Inicialmente, Doria havia ameaçado recorrer à Justiça Eleitoral para cobrar respeito às prévias presidenciais do PSDB, garantindo sua candidatura ao Planalto . No entanto, esse movimento perdeu força no entorno do paulista. Ele admite que, embora tenha sido escolhido pela militância nas prévias, hoje não recebe mais apoio da cúpula tucana, tampouco dos pré-candidatos a deputado, senador e a governos estaduais.

Até mesmo o governador de São Paulo, Rodrigo Garcia, se desvinculou do antecessor em razão de avaliar que pode ser atrapalhado por sua rejeição nas pesquisas. Aliados avaliam que a carta de Doria enviada, junto com seu advogado, ao presidente nacional do PSDB, Bruno Araújo, foi um erro e que uma eventual judicialização só deveria ser cogitada mais perto da convenção nacional tucana, que deve ocorrer entre julho e agosto.

O cenário de questionamento ao Tribunal Superior Eleitoral (TSE) poderia ocorrer caso o PSDB decidisse fechar apoio a uma aliança com Tebet na cabeça de chapa ou optasse por lançar outro nome tucano, como o ex-governador Eduardo Leite (RS) ou senador Tasso Jereissati (CE).
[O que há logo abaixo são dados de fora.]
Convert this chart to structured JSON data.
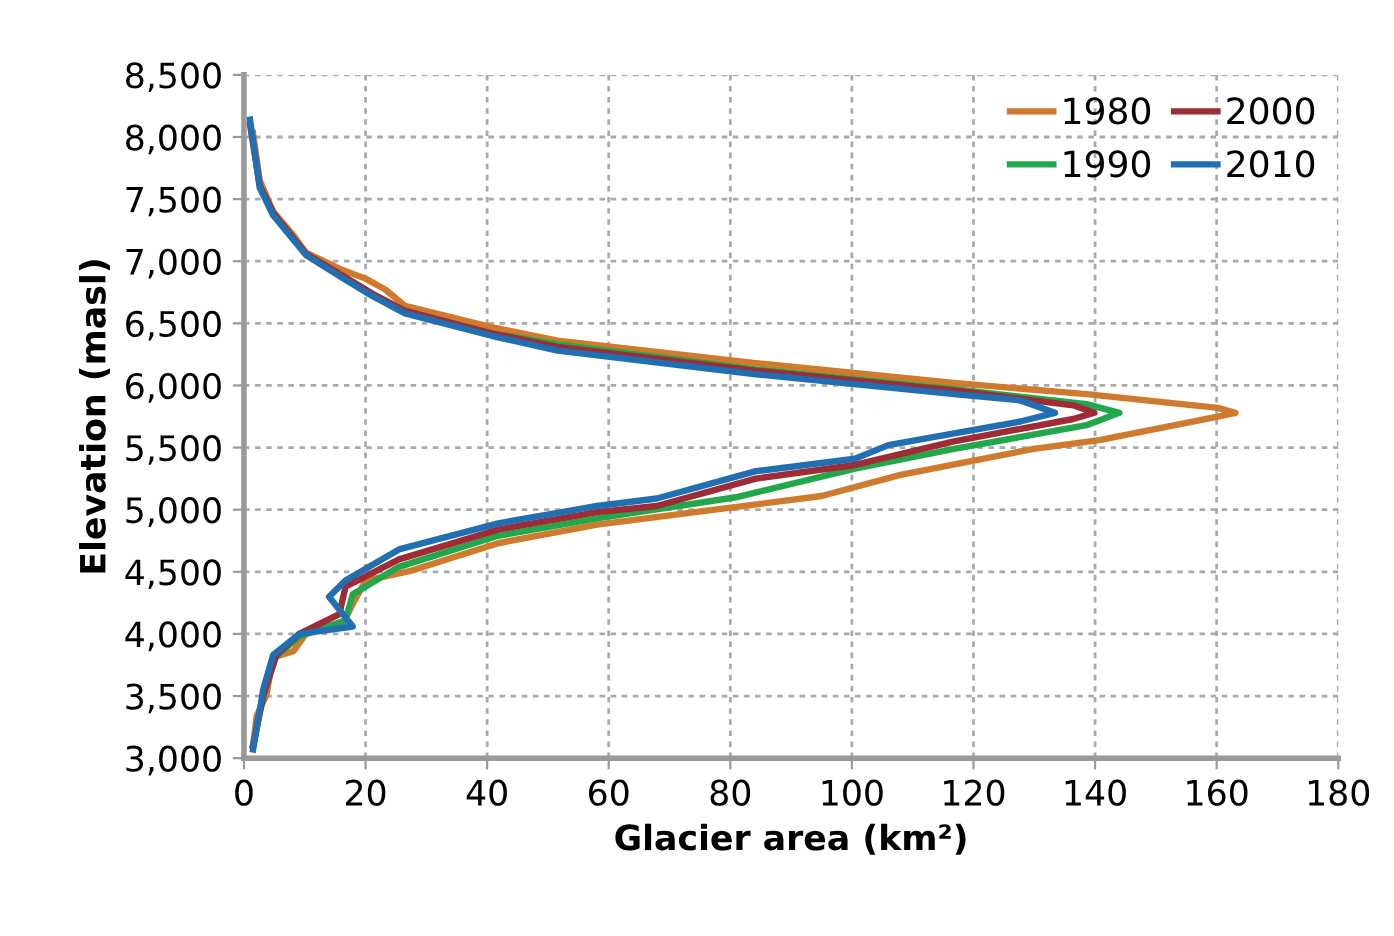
{
  "chart_data": {
    "type": "line",
    "xlabel": "Glacier area (km²)",
    "ylabel": "Elevation (masl)",
    "xlim": [
      0,
      180
    ],
    "xticks": [
      0,
      20,
      40,
      60,
      80,
      100,
      120,
      140,
      160,
      180
    ],
    "ylim": [
      3000,
      8500
    ],
    "yticks": [
      {
        "value": 3000,
        "label": "3,000"
      },
      {
        "value": 3500,
        "label": "3,500"
      },
      {
        "value": 4000,
        "label": "4,000"
      },
      {
        "value": 4500,
        "label": "4,500"
      },
      {
        "value": 5000,
        "label": "5,000"
      },
      {
        "value": 5500,
        "label": "5,500"
      },
      {
        "value": 6000,
        "label": "6,000"
      },
      {
        "value": 6500,
        "label": "6,500"
      },
      {
        "value": 7000,
        "label": "7,000"
      },
      {
        "value": 7500,
        "label": "7,500"
      },
      {
        "value": 8000,
        "label": "8,000"
      },
      {
        "value": 8500,
        "label": "8,500"
      }
    ],
    "grid": true,
    "legend": "top right",
    "line_style": "solid",
    "marker": "none",
    "series": [
      {
        "name": "1980",
        "color": "#d07a2e",
        "x": [
          1.5,
          2.1,
          3.7,
          4.8,
          8.1,
          10.2,
          16.2,
          17.9,
          20.0,
          27.6,
          41.8,
          58.1,
          95.0,
          108.0,
          129.9,
          140.7,
          160.2,
          163.1,
          160.2,
          138.6,
          116.8,
          84.2,
          51.6,
          40.7,
          26.5,
          23.3,
          20.0,
          15.7,
          10.2,
          8.1,
          4.8,
          2.6,
          1.5
        ],
        "values": [
          3100,
          3340,
          3510,
          3810,
          3860,
          4000,
          4080,
          4240,
          4430,
          4510,
          4730,
          4880,
          5110,
          5280,
          5490,
          5560,
          5750,
          5780,
          5820,
          5930,
          6020,
          6180,
          6360,
          6470,
          6640,
          6770,
          6860,
          6940,
          7070,
          7210,
          7400,
          7650,
          8030
        ]
      },
      {
        "name": "1990",
        "color": "#22a84a",
        "x": [
          1.5,
          3.2,
          5.3,
          9.1,
          16.7,
          17.9,
          25.5,
          41.8,
          58.1,
          80.9,
          100.5,
          116.8,
          138.6,
          144.0,
          138.6,
          116.8,
          84.2,
          51.6,
          40.7,
          26.5
        ],
        "values": [
          3100,
          3510,
          3820,
          3980,
          4110,
          4320,
          4540,
          4790,
          4930,
          5100,
          5330,
          5490,
          5680,
          5780,
          5850,
          5970,
          6130,
          6330,
          6420,
          6600
        ]
      },
      {
        "name": "2000",
        "color": "#9e2b35",
        "x": [
          1.5,
          3.2,
          5.3,
          9.1,
          15.7,
          16.7,
          25.5,
          41.8,
          58.1,
          67.9,
          84.2,
          100.5,
          116.8,
          136.4,
          139.9,
          136.4,
          116.8,
          84.2,
          51.6,
          40.7,
          26.5,
          21.1,
          15.7,
          10.2,
          4.8,
          2.6,
          1.0
        ],
        "values": [
          3100,
          3510,
          3830,
          4000,
          4160,
          4380,
          4600,
          4840,
          4980,
          5030,
          5250,
          5360,
          5550,
          5730,
          5780,
          5840,
          5960,
          6120,
          6310,
          6420,
          6600,
          6740,
          6900,
          7060,
          7390,
          7610,
          8100
        ]
      },
      {
        "name": "2010",
        "color": "#1f6fb2",
        "x": [
          1.5,
          3.2,
          4.8,
          9.1,
          17.9,
          14.0,
          16.7,
          25.5,
          41.8,
          58.1,
          67.9,
          84.2,
          100.5,
          106.0,
          127.7,
          133.4,
          127.7,
          116.8,
          84.2,
          51.6,
          40.7,
          26.5,
          21.1,
          15.7,
          10.2,
          4.8,
          2.6,
          1.0
        ],
        "values": [
          3070,
          3560,
          3830,
          4000,
          4060,
          4300,
          4430,
          4680,
          4890,
          5030,
          5090,
          5310,
          5410,
          5520,
          5710,
          5780,
          5880,
          5930,
          6090,
          6280,
          6400,
          6580,
          6720,
          6880,
          7050,
          7370,
          7590,
          8140
        ]
      }
    ]
  }
}
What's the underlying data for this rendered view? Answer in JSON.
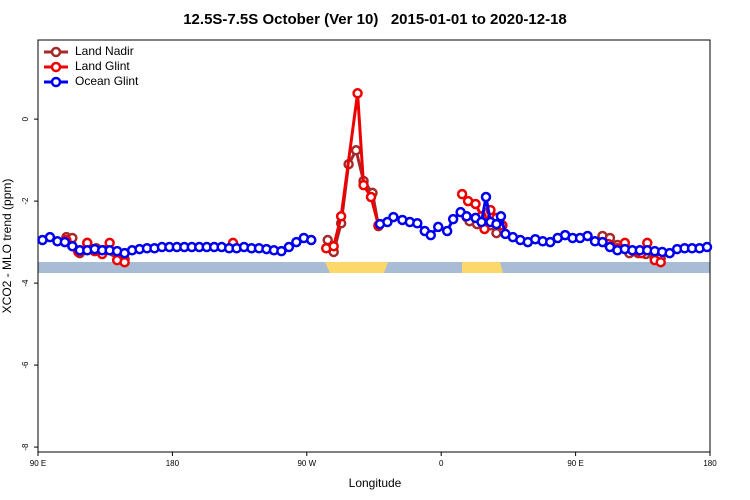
{
  "chart_data": {
    "type": "line",
    "title": "12.5S-7.5S October (Ver 10)   2015-01-01 to 2020-12-18",
    "x_label": "Longitude",
    "y_label": "XCO2 - MLO trend (ppm)",
    "xlim": [
      90,
      540
    ],
    "ylim": [
      -8.12,
      1.93
    ],
    "xticks": [
      {
        "value": 90,
        "label": "90 E"
      },
      180,
      {
        "value": 270,
        "label": "90 W"
      },
      {
        "value": 360,
        "label": "0"
      },
      {
        "value": 450,
        "label": "90 E"
      },
      {
        "value": 540,
        "label": "180"
      }
    ],
    "yticks": [
      -8,
      -6,
      -4,
      -2,
      0
    ],
    "legend": "top-left",
    "series": [
      {
        "name": "Land Nadir",
        "color": "#a52a2a",
        "x": [
          109,
          113,
          118,
          123,
          129,
          134,
          144,
          148,
          null,
          284,
          288,
          293,
          298,
          303,
          308,
          314,
          318,
          null,
          377,
          379,
          384,
          389,
          393,
          397,
          null,
          468,
          473,
          478,
          482,
          486,
          492,
          497,
          503,
          507
        ],
        "values": [
          -2.88,
          -2.9,
          -3.27,
          -3.02,
          -3.15,
          -3.2,
          -3.41,
          -3.41,
          null,
          -2.95,
          -3.24,
          -2.54,
          -1.1,
          -0.76,
          -1.51,
          -1.8,
          -2.61,
          null,
          -2.39,
          -2.49,
          -2.56,
          -2.51,
          -2.59,
          -2.78,
          null,
          -2.85,
          -2.9,
          -3.07,
          -3.15,
          -3.27,
          -3.27,
          -3.29,
          -3.39,
          -3.39
        ]
      },
      {
        "name": "Land Glint",
        "color": "#ee0000",
        "x": [
          109,
          117,
          123,
          128,
          133,
          138,
          143,
          148,
          null,
          220.6,
          null,
          283,
          288,
          293,
          304,
          308,
          313,
          318,
          null,
          374,
          378,
          383,
          387,
          389,
          393,
          397,
          401,
          null,
          472,
          478,
          483,
          489,
          494,
          498,
          503,
          507
        ],
        "values": [
          -2.95,
          -3.24,
          -3.02,
          -3.22,
          -3.29,
          -3.02,
          -3.44,
          -3.49,
          null,
          -3.02,
          null,
          -3.15,
          -3.1,
          -2.37,
          0.63,
          -1.61,
          -1.9,
          -2.59,
          null,
          -1.83,
          -2.0,
          -2.07,
          -2.37,
          -2.68,
          -2.22,
          -2.41,
          -2.59,
          null,
          -3.05,
          -3.15,
          -3.02,
          -3.22,
          -3.27,
          -3.02,
          -3.44,
          -3.49
        ]
      },
      {
        "name": "Ocean Glint",
        "color": "#0000ee",
        "x": [
          93,
          98,
          103,
          108,
          113,
          118,
          123,
          128,
          133,
          138,
          143,
          148,
          153,
          158,
          163,
          168,
          173,
          178,
          183,
          188,
          193,
          198,
          203,
          208,
          213,
          218,
          223,
          228,
          233,
          238,
          243,
          248,
          253,
          258,
          263,
          268,
          273,
          null,
          319,
          324,
          328,
          334,
          339,
          344,
          349,
          353,
          358,
          364,
          368,
          373,
          377,
          383,
          387,
          390,
          393,
          397,
          400,
          403,
          408,
          413,
          418,
          423,
          428,
          433,
          438,
          443,
          448,
          453,
          458,
          463,
          468,
          473,
          478,
          483,
          488,
          493,
          498,
          503,
          508,
          513,
          518,
          523,
          528,
          533,
          538
        ],
        "values": [
          -2.95,
          -2.88,
          -2.98,
          -3.0,
          -3.1,
          -3.2,
          -3.2,
          -3.17,
          -3.2,
          -3.2,
          -3.22,
          -3.27,
          -3.2,
          -3.17,
          -3.15,
          -3.15,
          -3.12,
          -3.12,
          -3.12,
          -3.12,
          -3.12,
          -3.12,
          -3.12,
          -3.12,
          -3.12,
          -3.15,
          -3.15,
          -3.12,
          -3.15,
          -3.15,
          -3.17,
          -3.2,
          -3.22,
          -3.12,
          -3.0,
          -2.9,
          -2.95,
          null,
          -2.56,
          -2.51,
          -2.39,
          -2.46,
          -2.51,
          -2.54,
          -2.73,
          -2.83,
          -2.63,
          -2.73,
          -2.44,
          -2.27,
          -2.37,
          -2.41,
          -2.51,
          -1.9,
          -2.51,
          -2.56,
          -2.37,
          -2.8,
          -2.88,
          -2.95,
          -3.0,
          -2.93,
          -2.98,
          -3.0,
          -2.9,
          -2.83,
          -2.9,
          -2.9,
          -2.85,
          -2.98,
          -3.0,
          -3.12,
          -3.2,
          -3.17,
          -3.2,
          -3.2,
          -3.2,
          -3.22,
          -3.24,
          -3.27,
          -3.17,
          -3.15,
          -3.15,
          -3.15,
          -3.12
        ]
      }
    ]
  }
}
Os advogados de Doria se valem de um artigo no estatuto tucano que garante homologação da candidatura, na convenção nacional, ao vencedor das prévias presidenciais. A direção do partido contesta e diz que a convenção tem autonomia e que uma aliança partidária estaria acima das primárias.

Outro ponto que anima o grupo de Doria é a ala tucana que rejeita o apoio ao MDB e a possibilidade de ficar sem candidatura própria. Desde sua fundação, o partido nunca deixou de lançar candidato a presidente. Esse movimento é visto como uma quebra de tradição e uma espécie de confissão de que a sigla perdeu de vez a relevância. Nesse sentido, caso o debate a favor de uma candidatura própria volte a ganhar força entre os tucanos, Doria poderia reapresentar sua candidatura com mais força.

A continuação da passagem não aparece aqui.